A couple out of every thousand hatchlings makes it to adulthood. Some cling to the coast, and others are ocean wanderers. Some leatherbacks have been tracked around into the Atlantic. Others visit the Antarctic pack ice before returning to Maputaland. Humans remain their greatest threat – through pollution, poaching, habitat destruction, dangerous fishing practices, and human-induced climate change. Even at Lala Nek, bits of plastic littered the high tide mark.
My final day in Maputaland was spent at Blackrock Beach. To get there, we drove past coning cycads and water lily-filled lakes filled with white-faced ducks and lily-hopping jacanas. We spotted red chested sunbirds, fiscal shrikes, chestnut vented tit babblers, speckled mousebirds and more. Then, we climbed forested dunes (some of highest in the world) and arrived at the beach through a tunnel of giant strelitzias. An elderly fisherwoman was reeling in a silvery pompano; otherwise, it was just us, the crabs and some lazy cattle.

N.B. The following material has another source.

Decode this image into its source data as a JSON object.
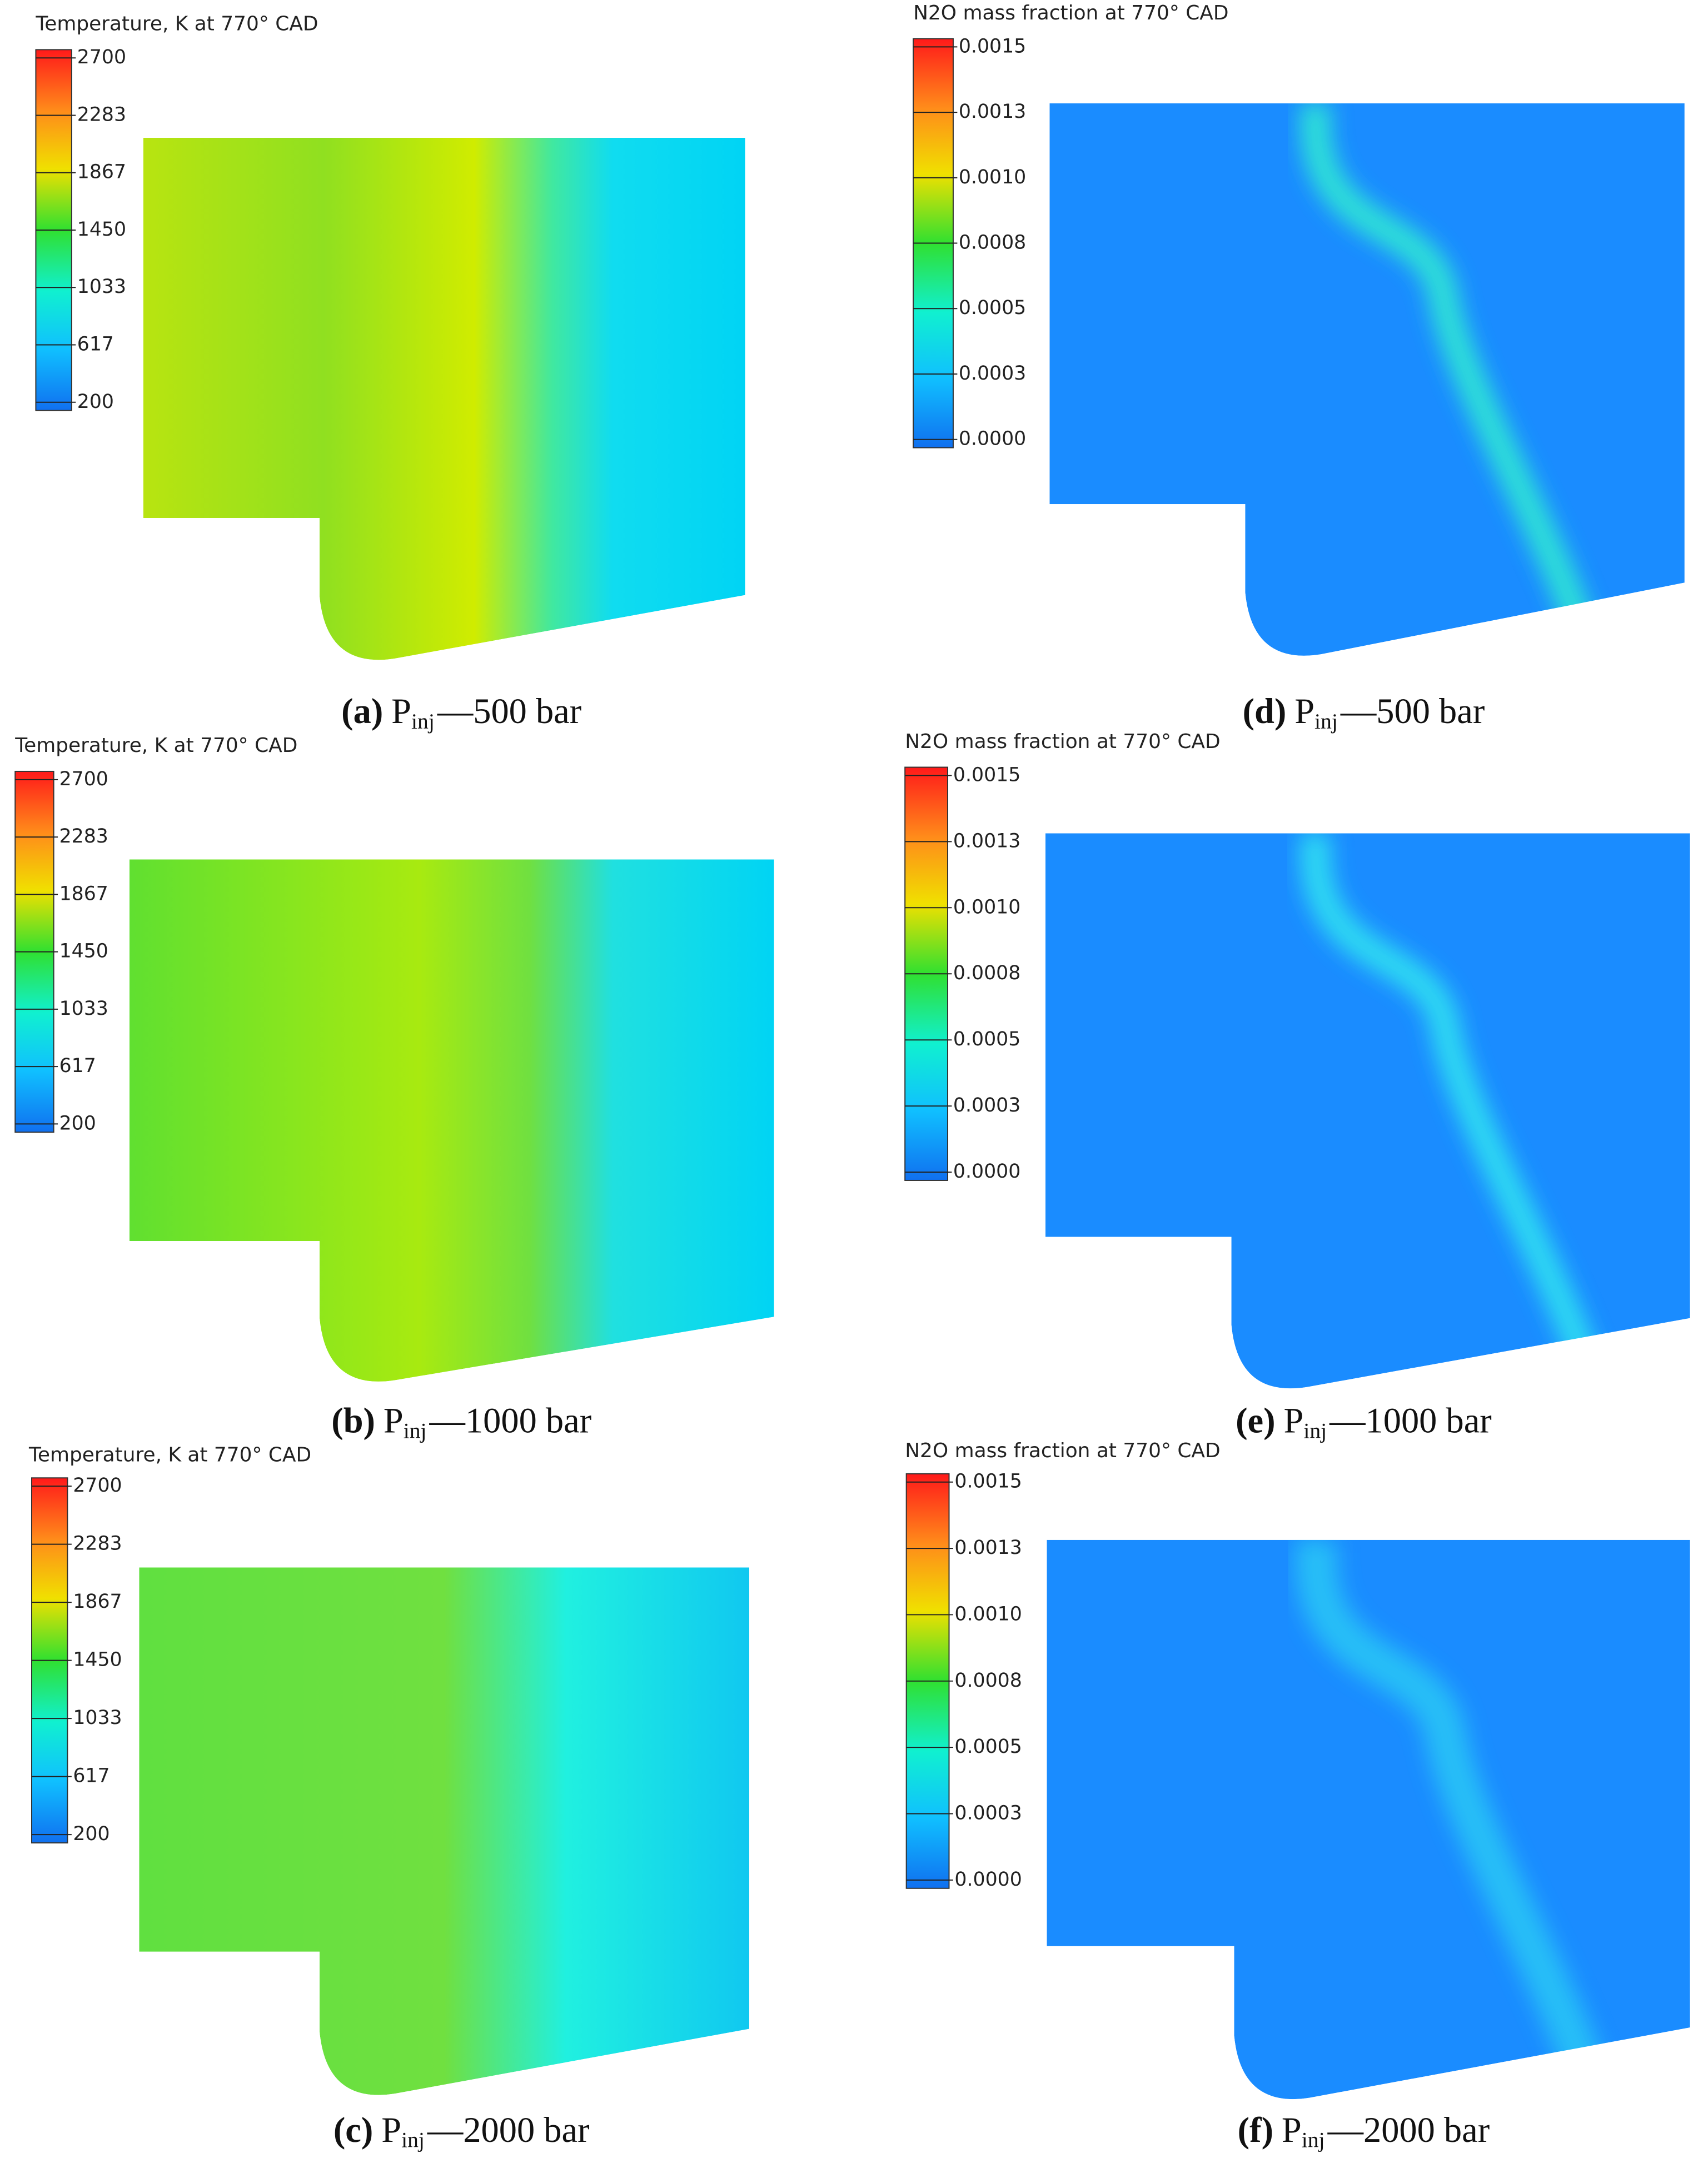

Far out on the ocean, there was a flash of dolphins. In winter, there could be whales too. From the top of the protruding rock the beach is named after, Mbongeni gave a shout. Had he spotted the Bouton’s snake-eyed skink? It’s only found in Mauritius and Mozambique and – bizarrely – on this rock. No – he’d seen a green turtle in the surf below. After a brief glimpse, the turtle disappeared into the water, into an ocean big and wild enough to keep many secrets.
Returning late to Gugs, fruit bats flew about and spotted thickknees (nocturnal birds) darted in the headlights. The hills were dotted with warm light, and music and wood smoke drifted on the breeze. James slowed down frequently to shout a greeting. We give a lift to a night guard, William, whose wife has just had a baby.
Back at camp, we could hear the echoes of the oceans and the endless interplay between the sea and the land.
About Gugulesizwe:
Gugulesizwe has three camps that can be booked per person or on an exclusive-use basis. Rooms are palm-fringed and airy, inspired by local design. Vegetarian meals are served in open-air dining areas with palm-thatched roofs. The food is fresh, simple, and hearty — tacos, burgers, fresh fruit, and delicious desserts. There are places to gather or be alone. Hammocks. A boma. Pool pillows. Bookshelves overflowing with well-worn field guides. There’s almost cell phone service and limited wife. It’s perfection.
The camp is four kilometres from the beach, offers transport for guests without 4x4s and can also arrange all other tours and transfers.